REINALDO JOSÉ LOPES
SÃO CARLOS, SC (FOLHAPRESS) – Há 1,5 milhão de anos, ancestrais da humanidade que viviam na África Oriental estavam usando carcaças de elefantes e hipopótamos para produzir os mais antigos instrumentos de osso da história -ferramentas alongadas, pontudas e pesadonas, que podiam medir até 40 cm de comprimento.
Ainda não está claro qual era o uso dado aos implementos, alguns dos quais lembram vagamente facões. Mas a descoberta é importante por enterrar de vez um velho mito da pesquisa sobre as origens da tecnologia: o de que os membros da linhagem humana teriam demorado vários milhões de anos para perceber o potencial de matérias-primas que não fossem a pedra lascada.
Isso porque, até onde se sabia, os instrumentos feitos a partir de ossos de animais só começavam a ser registrados com alguma frequência a partir de uns 500 mil anos atrás, e ainda assim esporadicamente.
Seu uso mais amplo e sofisticado, servindo como “pecinhas” em ferramentas compostas e ganhando funções delicadas, como as de agulha de costura ou ornamento, estaria restrito ao momento em que os seres humanos de anatomia moderna, ou Homo sapiens, já estavam se espalhando pelo planeta, uns 50 mil anos antes do presente.
Os novos achados na chamada garganta de Olduvai (norte da Tanzânia), se não desmentem totalmente o cenário descrito nos últimos parágrafos, ajudam a relativizá-lo bastante.

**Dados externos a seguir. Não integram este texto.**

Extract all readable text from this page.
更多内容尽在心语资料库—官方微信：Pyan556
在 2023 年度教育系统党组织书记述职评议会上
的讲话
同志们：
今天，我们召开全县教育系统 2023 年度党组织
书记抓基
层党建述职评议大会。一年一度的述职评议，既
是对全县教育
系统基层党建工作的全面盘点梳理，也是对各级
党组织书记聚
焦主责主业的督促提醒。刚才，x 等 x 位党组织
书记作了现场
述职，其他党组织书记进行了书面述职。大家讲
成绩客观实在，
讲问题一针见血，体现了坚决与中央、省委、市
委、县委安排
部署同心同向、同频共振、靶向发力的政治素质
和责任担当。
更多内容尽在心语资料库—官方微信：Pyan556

Em primeiro lugar, a datação de 1,5 milhão de anos mostra que os hominínios (membros da linhagem de ancestrais do ser humano) responsáveis pelos instrumentos eram da espécie Homo erectus, ainda bem distante da nossa.
Segundo os autores do estudo, liderados por Ignacio de La Torre, do Conselho Superior de Pesquisa Científica da Espanha, e Jackson Njau, da Universidade de Indiana (EUA), o local de origem dos artefatos provavelmente ficava perto de rios e lagos. Isso porque há ali considerável abundância de ossos de espécies aquáticas e semiaquáticas de grande porte, como peixes, crocodilos e hipopótamos (o mamífero mais comum entre os fósseis).

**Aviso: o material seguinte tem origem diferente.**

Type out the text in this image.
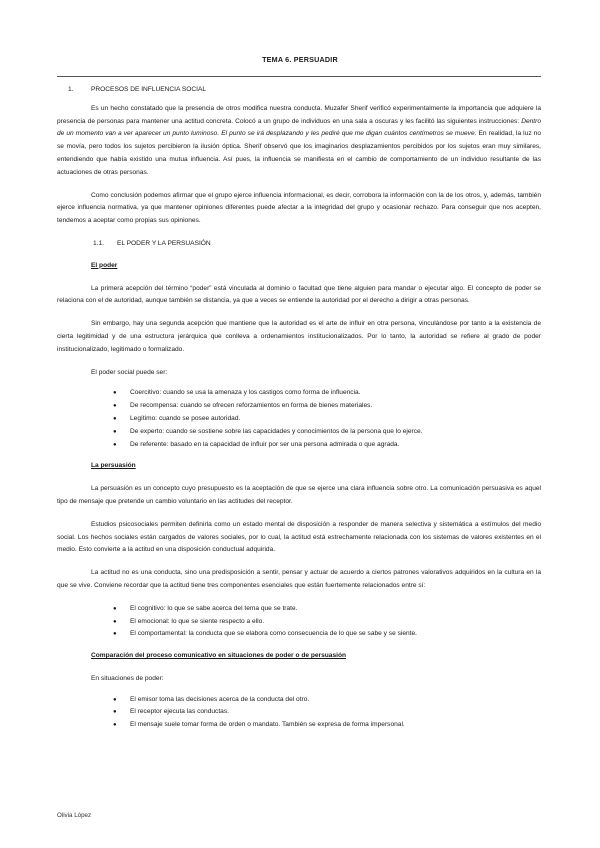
TEMA 6. PERSUADIR
1.	PROCESOS DE INFLUENCIA SOCIAL

Es un hecho constatado que la presencia de otros modifica nuestra conducta. Muzafer Sherif verificó experimentalmente la importancia que adquiere la presencia de personas para mantener una actitud concreta. Colocó a un grupo de individuos en una sala a oscuras y les facilitó las siguientes instrucciones: Dentro de un momento van a ver aparecer un punto luminoso. El punto se irá desplazando y les pediré que me digan cuántos centímetros se mueve. En realidad, la luz no se movía, pero todos los sujetos percibieron la ilusión óptica. Sherif observó que los imaginarios desplazamientos percibidos por los sujetos eran muy similares, entendiendo que había existido una mutua influencia. Así pues, la influencia se manifiesta en el cambio de comportamiento de un individuo resultante de las actuaciones de otras personas.

Como conclusión podemos afirmar que el grupo ejerce influencia informacional, es decir, corrobora la información con la de los otros, y, además, también ejerce influencia normativa, ya que mantener opiniones diferentes puede afectar a la integridad del grupo y ocasionar rechazo. Para conseguir que nos acepten, tendemos a aceptar como propias sus opiniones.

1.1. EL PODER Y LA PERSUASIÓN
El poder

La primera acepción del término “poder” está vinculada al dominio o facultad que tiene alguien para mandar o ejecutar algo. El concepto de poder se relaciona con el de autoridad, aunque también se distancia, ya que a veces se entiende la autoridad por el derecho a dirigir a otras personas.

Sin embargo, hay una segunda acepción que mantiene que la autoridad es el arte de influir en otra persona, vinculándose por tanto a la existencia de cierta legitimidad y de una estructura jerárquica que conlleva a ordenamientos institucionalizados. Por lo tanto, la autoridad se refiere al grado de poder institucionalizado, legitimado o formalizado.

El poder social puede ser:
● Coercitivo: cuando se usa la amenaza y los castigos como forma de influencia.
● De recompensa: cuando se ofrecen reforzamientos en forma de bienes materiales.
● Legítimo: cuando se posee autoridad.
● De experto: cuando se sostiene sobre las capacidades y conocimientos de la persona que lo ejerce.
● De referente: basado en la capacidad de influir por ser una persona admirada o que agrada.
La persuasión

La persuasión es un concepto cuyo presupuesto es la aceptación de que se ejerce una clara influencia sobre otro. La comunicación persuasiva es aquel tipo de mensaje que pretende un cambio voluntario en las actitudes del receptor.

Estudios psicosociales permiten definirla como un estado mental de disposición a responder de manera selectiva y sistemática a estímulos del medio social. Los hechos sociales están cargados de valores sociales, por lo cual, la actitud está estrechamente relacionada con los sistemas de valores existentes en el medio. Esto convierte a la actitud en una disposición conductual adquirida.

La actitud no es una conducta, sino una predisposición a sentir, pensar y actuar de acuerdo a ciertos patrones valorativos adquiridos en la cultura en la que se vive. Conviene recordar que la actitud tiene tres componentes esenciales que están fuertemente relacionados entre sí:

● El cognitivo: lo que se sabe acerca del tema que se trate.
● El emocional: lo que se siente respecto a ello.
● El comportamental: la conducta que se elabora como consecuencia de lo que se sabe y se siente.
Comparación del proceso comunicativo en situaciones de poder o de persuasión
En situaciones de poder:
● El emisor toma las decisiones acerca de la conducta del otro.
● El receptor ejecuta las conductas.
● El mensaje suele tomar forma de orden o mandato. También se expresa de forma impersonal.
Olivia López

De acordo com a pesquisa, publicada na última quarta-feira (5) na revista científica Nature, a presença de carcaças de hipopótamos -uma fonte gigantesca de comida- pode ter atraído os hominínios ao local. Mas claramente eles não se limitaram a retirar toda a carne, gordura e tutano possíveis dos ossos dos bichos.

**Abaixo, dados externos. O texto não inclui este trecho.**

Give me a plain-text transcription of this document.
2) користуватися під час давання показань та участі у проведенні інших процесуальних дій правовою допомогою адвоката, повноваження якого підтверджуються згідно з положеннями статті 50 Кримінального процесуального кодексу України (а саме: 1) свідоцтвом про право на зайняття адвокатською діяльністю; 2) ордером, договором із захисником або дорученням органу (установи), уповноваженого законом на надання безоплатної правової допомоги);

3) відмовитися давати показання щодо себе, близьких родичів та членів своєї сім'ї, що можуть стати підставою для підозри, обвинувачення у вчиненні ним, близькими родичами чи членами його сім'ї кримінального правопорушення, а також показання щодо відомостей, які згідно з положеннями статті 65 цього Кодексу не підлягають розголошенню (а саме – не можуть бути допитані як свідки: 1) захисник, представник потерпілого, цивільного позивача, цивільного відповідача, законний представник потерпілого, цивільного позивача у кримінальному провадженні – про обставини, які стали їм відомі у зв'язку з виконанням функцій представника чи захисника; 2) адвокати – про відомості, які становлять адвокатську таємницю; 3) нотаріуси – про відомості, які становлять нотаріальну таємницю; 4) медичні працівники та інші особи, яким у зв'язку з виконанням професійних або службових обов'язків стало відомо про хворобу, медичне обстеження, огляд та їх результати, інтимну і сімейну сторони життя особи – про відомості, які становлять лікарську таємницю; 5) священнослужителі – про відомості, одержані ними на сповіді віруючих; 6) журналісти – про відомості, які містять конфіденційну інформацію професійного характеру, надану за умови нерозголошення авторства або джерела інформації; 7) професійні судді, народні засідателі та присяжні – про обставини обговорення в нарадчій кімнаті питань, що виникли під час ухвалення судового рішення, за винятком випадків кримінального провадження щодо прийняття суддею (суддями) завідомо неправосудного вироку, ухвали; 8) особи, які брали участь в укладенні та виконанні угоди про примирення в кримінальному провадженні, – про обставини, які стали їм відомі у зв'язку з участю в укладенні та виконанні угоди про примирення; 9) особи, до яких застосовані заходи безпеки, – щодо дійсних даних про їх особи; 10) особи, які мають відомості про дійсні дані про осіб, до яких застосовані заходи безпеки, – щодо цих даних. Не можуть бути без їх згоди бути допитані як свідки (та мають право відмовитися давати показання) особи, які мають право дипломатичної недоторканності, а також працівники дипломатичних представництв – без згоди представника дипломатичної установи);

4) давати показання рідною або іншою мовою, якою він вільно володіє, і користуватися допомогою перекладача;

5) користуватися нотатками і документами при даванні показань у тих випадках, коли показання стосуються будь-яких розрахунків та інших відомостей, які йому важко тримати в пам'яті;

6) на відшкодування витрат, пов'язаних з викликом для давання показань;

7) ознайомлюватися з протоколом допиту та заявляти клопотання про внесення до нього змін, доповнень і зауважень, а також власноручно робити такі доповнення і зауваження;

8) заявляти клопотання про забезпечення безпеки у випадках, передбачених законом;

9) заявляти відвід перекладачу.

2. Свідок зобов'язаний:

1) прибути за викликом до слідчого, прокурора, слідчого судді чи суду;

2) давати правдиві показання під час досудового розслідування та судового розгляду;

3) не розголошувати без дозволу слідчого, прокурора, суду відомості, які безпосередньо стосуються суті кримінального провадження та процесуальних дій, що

Um conjunto de 27 fragmentos ósseos achados no sítio arqueológico se encaixam em todos os critérios normalmente usados para identificar a fabricação de instrumentos. Praticamente não há sinais de mordidas de carnívoros neles, nem indícios de que tenham sido pisoteados por animais de grande porte. As modificações na sua estrutura batem com o que seria de esperar se os ossos tivessem sofrido percussão por outras ferramentas, provavelmente de pedra.
Nem todos os ossos transformados em instrumentos podem ser atribuídos com certeza a uma espécie de animal, mas os já identificados correspondem a elefantes (oito deles), hipopótamos (seis) e bovídeos (dois; a categoria abrange tanto búfalos quanto antílopes e outros animais). Todos vêm de ossos compridos dos membros, como fêmures e tíbias (das patas de trás) e úmeros (das patas da frente).
Em muitos casos, há sinais de que os ossos foram preparados para virar instrumentos pouquíssimo tempo depois da morte do animal. Além de cortar um pedaço de um fêmur de elefante, digamos, para que ele tivesse o tamanho desejado, as laterais do fragmento eram desbastadas com cuidado. Também é possível identificar a abertura deliberada de concavidades de um lado do osso, talvez para ajudar o hominínio a segurar o “cabo” do instrumento, além da formação de pontas.
Algumas dessas pontas, aliás, trazem sinais de “atividades percussivas e compressivas”, escrevem os pesquisadores -trocando em miúdos, é possível que os instrumentos fossem usados para bater em alguma coisa ou apertá-la, embora ainda não se saiba exatamente o quê.
Também ainda não está claro o que os achados significam para a história do desenvolvimento das ferramentas de osso. É possível que a prática tenha surgido e desaparecido algumas vezes ao longo da trajetória dos hominínios, ou ainda que a falta de outros exemplos no registro fóssil se explique pela maior dificuldade de preservação, já que instrumentos de pedra duram essencialmente para sempre.